Cold Meridian (2020, Peter Strickland)

Rehearsal footage from a recent dance piece never publicly performed, edited with a shampoo-hair ASMR lady whispering to her online viewers about their previous site activity. Nice thing to watch while drowsy on a plane – as far as the ASMR stuff goes, the shampoo thing is interesting at least, the whispering is nice, and I don’t get the crinkling paper/cellophane thing at all.


De Natura (2018, Lucile Hadzihalilovic)

Beautiful little film. Two girls are out in nature, and we get shots of sky and trees and mushrooms, all more rapidly edited than the Strickland until it gets dark and chills out at a campfire in the end. Streams and waterfalls much nicer than crinkling paper.


Olla (2019, Ariane Labed)

Very red-haired Olla is visiting a guy she met online for the first time. He speaks French, she doesn’t know it, but practices while cleaning the house in high heels while he’s at work… so she’s a servant/gf? Nice looking movie, shot on 16mm. She carefully removes his mother from the apartment before blowing it up in the end.

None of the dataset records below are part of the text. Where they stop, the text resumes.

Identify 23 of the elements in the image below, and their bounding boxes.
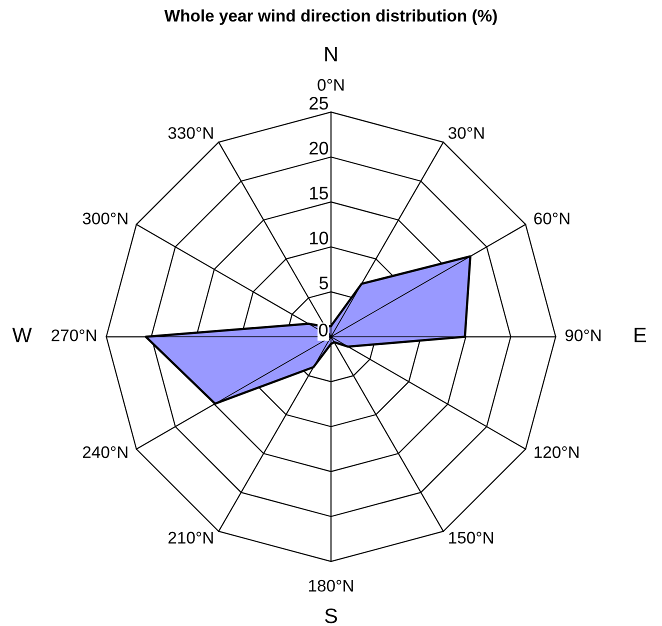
spoke-label: 210°N — [168, 532, 213, 544]
spoke-label: 0°N — [318, 79, 344, 91]
y-tick-label: 25 — [310, 96, 328, 110]
spoke-label: 270°N — [52, 329, 96, 342]
spoke-label: 240°N — [82, 446, 128, 458]
spoke-label: 90°N — [565, 329, 601, 342]
chart-title: Whole year wind direction distribution (%) — [164, 9, 497, 25]
spoke-label: 300°N — [82, 212, 128, 224]
spoke-label: 120°N — [534, 446, 579, 458]
text: N — [325, 46, 337, 62]
y-tick-label: 15 — [310, 186, 328, 200]
spoke-label: 60°N — [534, 212, 570, 224]
y-tick-label: 10 — [310, 232, 328, 244]
spoke-label: 30°N — [448, 127, 484, 139]
text: S — [325, 608, 337, 624]
text: W — [12, 328, 32, 342]
y-tick-label: 0 — [318, 324, 328, 336]
y-tick-label: 5 — [319, 276, 328, 290]
text: E — [634, 328, 646, 342]
y-tick-label: 20 — [310, 142, 328, 155]
spoke-label: 180°N — [309, 580, 353, 592]
spoke-label: 150°N — [449, 532, 493, 544]
spoke-label: 330°N — [168, 127, 213, 139]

Which is Witch (2020, Marie Losier)

A man in fancy military dress is frozen stiff, gets dragged into a cave by a deer woman. Then three women wearing statue of liberty crowns dance around him, and he’s released… but still frozen, so I’m not sure what this accomplished. My first Losier, not the Guy Maddin collab, but still the kind of hazy costumed maximalism I enjoy. Thanks to Mandico in the credits, that makes sense.


Elektra (2020, Asia Argento)

Like a music video montage of scenes from a longer film, which I appreciate in a way since the longer film doesn’t look very good. A daughter is resentful of her mother, both of them in glamorous feather dresses from the company that commissioned this short, until matricide ensues, then a straight-up fashion show in an abandoned palace (Guadagnino hid his movie’s advertising origins better). It’s at least better than the last movie I saw that Argento directed.


The Little Story of Gwen from French Brittany (2008, Agnes Varda)

Promo-looking movie about an LA film programmer from Varda’s own neighborhood who moved out to the states and made it work. Shout out to Marker’s Immemory!


After Before (2016, Athina Rachel Tsangari)

Hangout behind-the-scenes and rehearsal and shoot footage isn’t usually terribly interesting, but we are suckers for the Linklater/Delpy/Hawke trio.